Shell and Tube Heat Exchangers are one of the most popular types of exchanger due to the flexibility the designer has to allow for a wide range of pressures and temperatures.Shell and tube heat exchanger is a class of heat exchanger designs. It is the most common type of heat exchanger in oil refineries and other large chemical processes, and is suited for higher-pressure applications. As its name implies, this type of heat exchanger consists of a shell (a large pressure vessel) with a bundle of tubes inside it. One fluid runs through the tubes, and another fluid flows over the tubes (through the shell) to transfer heat between the two fluids. The set of tubes is called a tube bundle, and may be composed of several types of tubes: plain tube, longitudinally finned tube, etc.
The shell and tube exchanger consists of four major parts:
Front Header—this is where the fluid enters the tubeside of the exchanger. It is sometimes referred to as the Stationary Header.
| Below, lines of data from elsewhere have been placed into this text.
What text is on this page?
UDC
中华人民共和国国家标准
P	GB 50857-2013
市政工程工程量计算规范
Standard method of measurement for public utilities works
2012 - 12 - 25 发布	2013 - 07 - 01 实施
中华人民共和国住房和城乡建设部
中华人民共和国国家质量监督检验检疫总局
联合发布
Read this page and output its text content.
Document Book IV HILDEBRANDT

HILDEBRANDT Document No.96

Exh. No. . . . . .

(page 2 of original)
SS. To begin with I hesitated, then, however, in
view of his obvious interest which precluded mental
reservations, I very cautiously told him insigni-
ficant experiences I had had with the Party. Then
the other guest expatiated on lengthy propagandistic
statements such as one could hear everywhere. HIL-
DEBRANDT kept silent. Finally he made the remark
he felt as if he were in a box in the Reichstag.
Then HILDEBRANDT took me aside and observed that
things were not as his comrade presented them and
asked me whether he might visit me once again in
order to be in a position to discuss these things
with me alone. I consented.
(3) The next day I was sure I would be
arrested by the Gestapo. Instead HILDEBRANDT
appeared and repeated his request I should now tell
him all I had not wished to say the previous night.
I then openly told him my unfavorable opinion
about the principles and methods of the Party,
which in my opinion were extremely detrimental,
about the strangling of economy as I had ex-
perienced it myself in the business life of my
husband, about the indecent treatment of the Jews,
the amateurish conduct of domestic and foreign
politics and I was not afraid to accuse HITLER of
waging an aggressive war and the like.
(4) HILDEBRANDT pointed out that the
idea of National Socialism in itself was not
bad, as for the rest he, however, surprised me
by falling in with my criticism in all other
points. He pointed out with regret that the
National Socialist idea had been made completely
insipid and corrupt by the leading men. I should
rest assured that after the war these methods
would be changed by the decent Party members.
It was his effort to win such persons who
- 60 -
Rear Header—this is where the tubeside fluid leaves the exchanger or where it is returned to the front header in exchangers with multiple tubeside passes.
Tube bundle—this comprises of the tubes, tube sheets, baffles and tie rods etc. to hold the bundle together.
Shell—this contains the tube bundle.
Two fluids for heat transfer in a shell heat exchanger, one that flows through the tube, is called the tube path; a flow outside the pipe, whose travel is known as the shell path. The wall of the tube bundle is the heat transfer surface. Different types of tubes, the process is generally the diameter of 16mm, 20mm or 25mm three models, pipe wall thickness is generally 1mm, 1.5mm, 2mm and 2.5mm. The inlet heat exchanger has a minimum diameter of 8mm and a wall thickness of only 0.6mm. Greatly improved the heat exchange efficiency, in 2012 has also gradually promoted in the domestic market. The tube bundle design of the shell and tube heat exchanger can maximize the turbulence effect and increase the heat exchange efficiency. The asymmetric design of the inner shell and the tube layer can be up to 4.6 times. This asymmetry design determines its wide application in the field of steam water heat exchange. The maximum heat transfer efficiency can reach 14000w/m2.k, greatly improving the production efficiency and saving the cost.
At the same time, because of shell and tube heat exchanger for metal structure, with the launch of the new version of Chinese GMP, 316L stainless steel heat exchanger will become the beverage, food, and pharmaceutical industry required.